George W. Bush is a good man who in many cases got a bum rap. He made some serious mistakes but believed he was doing right. His biggest mistake, in my opinion, was bringing back so many of his fathers old associates rather than building an administration from his own contemporaries. He should never gone into Iraq. But he did the wrong thing for the right reasons. By the way he didn't lie. At least three different intelligence groups from three different countries said there were WMDs in Iraq. I know that people think he mishandled Katrina but the people that should have been calling for federal help didn't do so until it was too late. He tended to misspeak in public ("good job Brownie", "mission accomplished"). Those didn't go over well. But we still had another good seven years.

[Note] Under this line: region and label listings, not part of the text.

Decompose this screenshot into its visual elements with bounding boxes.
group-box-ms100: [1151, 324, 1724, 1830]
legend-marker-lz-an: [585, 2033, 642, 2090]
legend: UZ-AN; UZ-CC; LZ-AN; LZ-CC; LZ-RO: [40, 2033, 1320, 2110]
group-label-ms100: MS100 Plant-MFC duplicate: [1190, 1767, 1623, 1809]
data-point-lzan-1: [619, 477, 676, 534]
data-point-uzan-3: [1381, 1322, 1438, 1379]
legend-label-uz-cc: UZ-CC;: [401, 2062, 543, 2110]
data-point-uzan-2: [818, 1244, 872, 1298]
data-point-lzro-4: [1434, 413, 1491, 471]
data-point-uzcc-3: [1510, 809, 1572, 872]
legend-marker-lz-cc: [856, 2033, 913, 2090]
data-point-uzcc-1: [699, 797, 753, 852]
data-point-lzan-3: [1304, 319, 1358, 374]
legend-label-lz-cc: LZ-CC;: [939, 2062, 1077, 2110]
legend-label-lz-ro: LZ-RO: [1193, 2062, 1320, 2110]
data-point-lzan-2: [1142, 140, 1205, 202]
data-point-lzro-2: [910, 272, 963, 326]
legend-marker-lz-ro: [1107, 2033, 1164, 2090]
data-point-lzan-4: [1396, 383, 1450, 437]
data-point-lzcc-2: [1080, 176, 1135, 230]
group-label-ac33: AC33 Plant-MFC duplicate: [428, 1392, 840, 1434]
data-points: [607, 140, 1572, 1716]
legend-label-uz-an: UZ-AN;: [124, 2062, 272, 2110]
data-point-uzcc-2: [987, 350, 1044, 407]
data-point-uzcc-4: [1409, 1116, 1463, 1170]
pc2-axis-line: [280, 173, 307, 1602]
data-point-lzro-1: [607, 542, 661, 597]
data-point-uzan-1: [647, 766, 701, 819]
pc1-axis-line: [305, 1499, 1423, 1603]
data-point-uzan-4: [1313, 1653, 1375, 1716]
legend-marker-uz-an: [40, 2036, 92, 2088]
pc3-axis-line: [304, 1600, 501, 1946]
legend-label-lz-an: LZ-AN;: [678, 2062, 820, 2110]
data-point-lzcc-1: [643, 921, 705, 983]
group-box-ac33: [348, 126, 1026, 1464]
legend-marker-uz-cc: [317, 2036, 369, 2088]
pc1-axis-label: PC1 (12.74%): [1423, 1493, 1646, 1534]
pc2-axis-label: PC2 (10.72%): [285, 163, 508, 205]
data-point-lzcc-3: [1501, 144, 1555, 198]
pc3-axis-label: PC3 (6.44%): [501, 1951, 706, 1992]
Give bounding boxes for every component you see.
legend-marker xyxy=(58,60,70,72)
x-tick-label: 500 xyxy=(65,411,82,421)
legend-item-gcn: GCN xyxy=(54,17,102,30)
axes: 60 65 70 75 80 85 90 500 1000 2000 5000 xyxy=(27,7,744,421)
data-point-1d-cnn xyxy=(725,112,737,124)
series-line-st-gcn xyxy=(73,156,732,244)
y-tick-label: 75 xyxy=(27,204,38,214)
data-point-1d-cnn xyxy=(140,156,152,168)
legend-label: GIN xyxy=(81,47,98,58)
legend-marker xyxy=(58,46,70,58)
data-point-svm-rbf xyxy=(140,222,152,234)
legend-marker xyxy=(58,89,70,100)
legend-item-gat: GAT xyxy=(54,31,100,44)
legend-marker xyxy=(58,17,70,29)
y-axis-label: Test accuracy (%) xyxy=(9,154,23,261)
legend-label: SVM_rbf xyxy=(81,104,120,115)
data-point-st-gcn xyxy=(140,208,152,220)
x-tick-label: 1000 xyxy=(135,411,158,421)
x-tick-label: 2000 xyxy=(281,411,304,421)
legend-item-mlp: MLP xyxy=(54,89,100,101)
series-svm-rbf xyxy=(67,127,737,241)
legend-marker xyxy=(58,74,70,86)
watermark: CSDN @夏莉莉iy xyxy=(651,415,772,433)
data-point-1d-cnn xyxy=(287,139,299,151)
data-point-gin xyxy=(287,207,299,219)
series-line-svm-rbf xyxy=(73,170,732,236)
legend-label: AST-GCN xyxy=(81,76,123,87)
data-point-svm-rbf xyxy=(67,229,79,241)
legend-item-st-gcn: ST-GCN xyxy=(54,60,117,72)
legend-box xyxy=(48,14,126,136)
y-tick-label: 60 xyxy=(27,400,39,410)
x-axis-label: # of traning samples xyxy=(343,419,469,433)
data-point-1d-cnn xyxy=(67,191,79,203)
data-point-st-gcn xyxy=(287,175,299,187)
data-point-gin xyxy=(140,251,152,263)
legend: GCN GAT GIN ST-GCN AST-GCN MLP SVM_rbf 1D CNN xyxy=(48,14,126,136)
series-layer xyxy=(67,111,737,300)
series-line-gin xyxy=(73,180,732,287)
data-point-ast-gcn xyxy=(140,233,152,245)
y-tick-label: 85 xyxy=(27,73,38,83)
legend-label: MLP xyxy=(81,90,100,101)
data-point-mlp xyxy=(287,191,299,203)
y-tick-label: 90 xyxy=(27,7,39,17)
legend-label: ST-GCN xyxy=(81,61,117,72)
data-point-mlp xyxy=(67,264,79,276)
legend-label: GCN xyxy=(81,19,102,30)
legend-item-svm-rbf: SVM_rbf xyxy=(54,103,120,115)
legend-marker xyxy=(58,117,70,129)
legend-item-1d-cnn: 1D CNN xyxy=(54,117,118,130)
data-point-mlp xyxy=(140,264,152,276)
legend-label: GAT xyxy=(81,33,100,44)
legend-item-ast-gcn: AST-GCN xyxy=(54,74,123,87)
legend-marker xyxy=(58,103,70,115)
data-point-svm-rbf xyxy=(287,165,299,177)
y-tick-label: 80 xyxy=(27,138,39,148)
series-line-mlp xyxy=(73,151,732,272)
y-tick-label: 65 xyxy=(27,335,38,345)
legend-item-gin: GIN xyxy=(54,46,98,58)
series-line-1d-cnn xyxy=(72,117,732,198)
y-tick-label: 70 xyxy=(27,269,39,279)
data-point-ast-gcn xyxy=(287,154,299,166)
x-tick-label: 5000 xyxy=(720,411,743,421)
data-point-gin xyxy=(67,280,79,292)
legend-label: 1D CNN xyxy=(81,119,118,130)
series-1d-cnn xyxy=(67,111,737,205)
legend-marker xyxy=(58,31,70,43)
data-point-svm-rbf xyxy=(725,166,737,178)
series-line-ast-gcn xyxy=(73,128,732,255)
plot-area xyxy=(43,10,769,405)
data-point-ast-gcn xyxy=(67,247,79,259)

If he had the grit to control spending in the last two years, it might have been eight good years.
I'd go back to the Clinton years or the George W. years, minus 9-11, in a second. If you think I'm wrong, stretch your memory a little, and go back and relive those days in your mind. They were better times. Which was the better president? Neither. Which was worse? Neither. Tie game. But both men loved this country. Both recognized American exceptionalism. I wish today's president were on the same page. Or even reading from the same book.